Май и три летних месяца не пошли псу под хвост. Венедикт Ерофеев не профукал их с девушками и с тёплой компанией. Теперь он был духовно подготовлен и основательно экипирован, чтобы достойно и аргументированно отстаивать свои убеждения и вносить в сознание своих новых товарищей по Владимирскому педагогическому институту, как написал в 1877 году Николай Алексеевич Некрасов в стихотворении «Сеятелям», «разумное, доброе, вечное». Что касается «разумного» и «доброго», тут при определённой сноровке, напоре и нахальстве что-то могло получиться, а вот с «вечным» у Венедикта Ерофеева очень скоро возникли проблемы, да ещё какие!
Глава тринадцатая
В РОЛИ ПРОСВЕТИТЕЛЯ И МИССИОНЕРА
Богодухновенные книги христианства и сочинения его апологетов делали жизнь Венедикта Ерофеева осмысленной и учили его одной полезной вещи — возлюбить ближнего своего, как самого себя.
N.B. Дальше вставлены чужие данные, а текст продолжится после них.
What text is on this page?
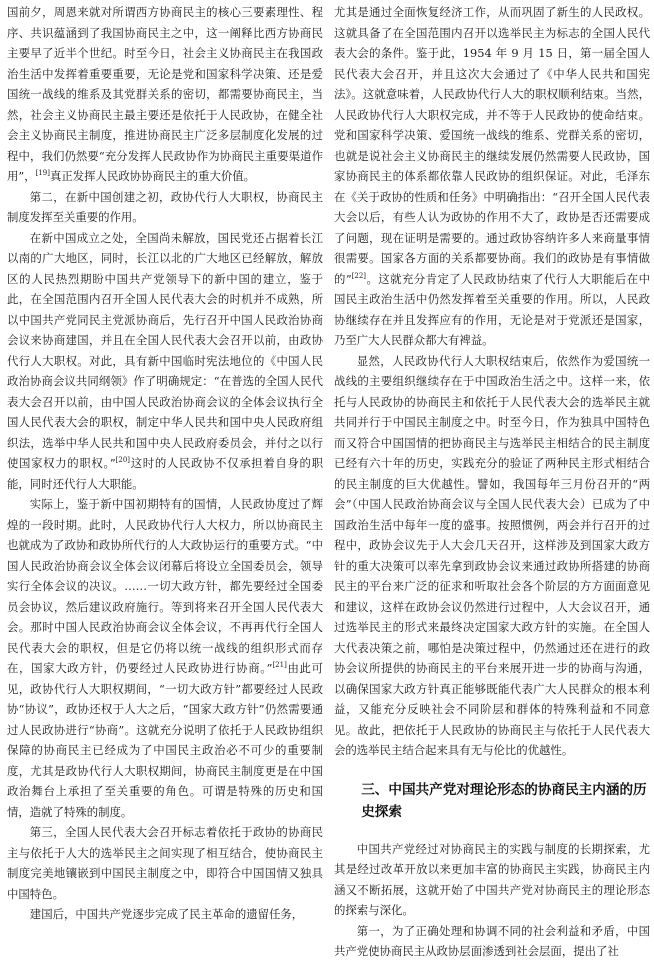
国前夕，周恩来就对所谓西方协商民主的核心三要素理性、程序、共识蕴涵到了我国协商民主之中，这一阐释比西方协商民主要早了近半个世纪。时至今日，社会主义协商民主在我国政治生活中发挥着重要重要，无论是党和国家科学决策、还是爱国统一战线的维系及其党群关系的密切，都需要协商民主，当然，社会主义协商民主最主要还是依托于人民政协，在健全社会主义协商民主制度，推进协商民主广泛多层制度化发展的过程中，我们仍然要“充分发挥人民政协作为协商民主重要渠道作用”，[19]真正发挥人民政协协商民主的重大价值。

第二，在新中国创建之初，政协代行人大职权，协商民主制度发挥至关重要的作用。

在新中国成立之处，全国尚未解放，国民党还占据着长江以南的广大地区，同时，长江以北的广大地区已经解放，解放区的人民热烈期盼中国共产党领导下的新中国的建立，鉴于此，在全国范围内召开全国人民代表大会的时机并不成熟，所以中国共产党同民主党派协商后，先行召开中国人民政治协商会议来协商建国，并且在全国人民代表大会召开以前，由政协代行人大职权。对此，具有新中国临时宪法地位的《中国人民政治协商会议共同纲领》作了明确规定：“在普选的全国人民代表大会召开以前，由中国人民政治协商会议的全体会议执行全国人民代表大会的职权，制定中华人民共和国中央人民政府组织法，选举中华人民共和国中央人民政府委员会，并付之以行使国家权力的职权。”[20]这时的人民政协不仅承担着自身的职能，同时还代行人大职能。

实际上，鉴于新中国初期特有的国情，人民政协度过了辉煌的一段时期。此时，人民政协代行人大权力，所以协商民主也就成为了政协和政协所代行的人大政协运行的重要方式。“中国人民政治协商会议全体会议闭幕后将设立全国委员会，领导实行全体会议的决议。……一切大政方针，都先要经过全国委员会协议，然后建议政府施行。等到将来召开全国人民代表大会。那时中国人民政治协商会议全体会议，不再再代行全国人民代表大会的职权，但是它仍将以统一战线的组织形式而存在，国家大政方针，仍要经过人民政协进行协商。”[21]由此可见，政协代行人大职权期间，“一切大政方针”都要经过人民政协“协议”，政协还权于人大之后，“国家大政方针”仍然需要通过人民政协进行“协商”。这就充分说明了依托于人民政协组织保障的协商民主已经成为了中国民主政治必不可少的重要制度，尤其是政协代行人大职权期间，协商民主制度更是在中国政治舞台上承担了至关重要的角色。可谓是特殊的历史和国情，造就了特殊的制度。

第三，全国人民代表大会召开标志着依托于政协的协商民主与依托于人大的选举民主之间实现了相互结合，使协商民主制度完美地镶嵌到中国民主制度之中，即符合中国国情又独具中国特色。

建国后，中国共产党逐步完成了民主革命的遗留任务，

尤其是通过全面恢复经济工作，从而巩固了新生的人民政权。这就具备了在全国范围内召开以选举民主为标志的全国人民代表大会的条件。鉴于此，1954 年 9 月 15 日，第一届全国人民代表大会召开，并且这次大会通过了《中华人民共和国宪法》。这就意味着，人民政协代行人大的职权顺利结束。当然，人民政协代行人大职权完成，并不等于人民政协的使命结束。党和国家科学决策、爱国统一战线的维系、党群关系的密切，也就是说社会主义协商民主的继续发展仍然需要人民政协，国家协商民主的体系都依靠人民政协的组织保证。对此，毛泽东在《关于政协的性质和任务》中明确指出：“召开全国人民代表大会以后，有些人认为政协的作用不大了，政协是否还需要成了问题，现在证明是需要的。通过政协容纳许多人来商量事情很需要。国家各方面的关系都要协商。我们的政协是有事情做的”[22]。这就充分肯定了人民政协结束了代行人大职能后在中国民主政治生活中仍然发挥着至关重要的作用。所以，人民政协继续存在并且发挥应有的作用，无论是对于党派还是国家，乃至广大人民群众都大有裨益。

显然，人民政协代行人大职权结束后，依然作为爱国统一战线的主要组织继续存在于中国政治生活之中。这样一来，依托与人民政协的协商民主和依托于人民代表大会的选举民主就共同并行于中国民主制度之中。时至今日，作为独具中国特色而又符合中国国情的把协商民主与选举民主相结合的民主制度已经有六十年的历史，实践充分的验证了两种民主形式相结合的民主制度的巨大优越性。譬如，我国每年三月份召开的“两会”（中国人民政治协商会议与全国人民代表大会）已成为了中国政治生活中每年一度的盛事。按照惯例，两会并行召开的过程中，政协会议先于人大会几天召开，这样涉及到国家大政方针的重大决策可以率先拿到政协会议来通过政协所搭建的协商民主的平台来广泛的征求和听取社会各个阶层的方方面面意见和建议，这样在政协会议仍然进行过程中，人大会议召开，通过选举民主的形式来最终决定国家大政方针的实施。在全国人大代表决策之前，哪怕是决策过程中，仍然通过还在进行的政协会议所提供的协商民主的平台来展开进一步的协商与沟通，以确保国家大政方针真正能够既能代表广大人民群众的根本利益，又能充分反映社会不同阶层和群体的特殊利益和不同意见。故此，把依托于人民政协的协商民主与依托于人民代表大会的选举民主结合起来具有无与伦比的优越性。

三、中国共产党对理论形态的协商民主内涵的历史探索

中国共产党经过对协商民主的实践与制度的长期探索，尤其是经过改革开放以来更加丰富的协商民主实践，协商民主内涵又不断拓展，这就开始了中国共产党对协商民主的理论形态的探索与深化。

第一，为了正确处理和协调不同的社会利益和矛盾，中国共产党使协商民主从政协层面渗透到社会层面，提出了社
Судя по его первым шагам в самостоятельной жизни, большая любовь к самому себе в нём отсутствовала. И к посторонним людям тоже. С Юлией Руновой отношения как будто бы складывались, но перспективы были неопределёнными. Теперь они жили в разных городах и каждый своей жизнью. В начале лета 1961 года между ними произошла даже серьёзная размолвка. Душевная боль была и, как он выразился, ощущалась «шрамом по шраму». Однако раздражение или хандра в нём отсутствовали. В компании сверстников он был разве что излишне саркастичен. Острый язык, ни на кого персонально не направленный, только выделяет человека и развлекает окружающих.
В те летние месяцы 1961 года Венедикт Ерофеев находился на духовном подъёме и, несмотря на то что предвидел, чем закончится его пребывание в очередном высшем учебном заведении, в тоску не впадал. Он был интеллектуально возбуждён и благодаря феноменальной памяти вспоминал до мельчайших подробностей своё пребывание в краю солёных озёр. Особенно библиотеку, книгами которой он свободно распоряжался. Всякие передряги, казалось, были позади. По крайнем мере так ему представлялось. Самоуверенность оставалась при нём, как и желание, переступив границу обыденного мира, оказаться снова в кругу гениев.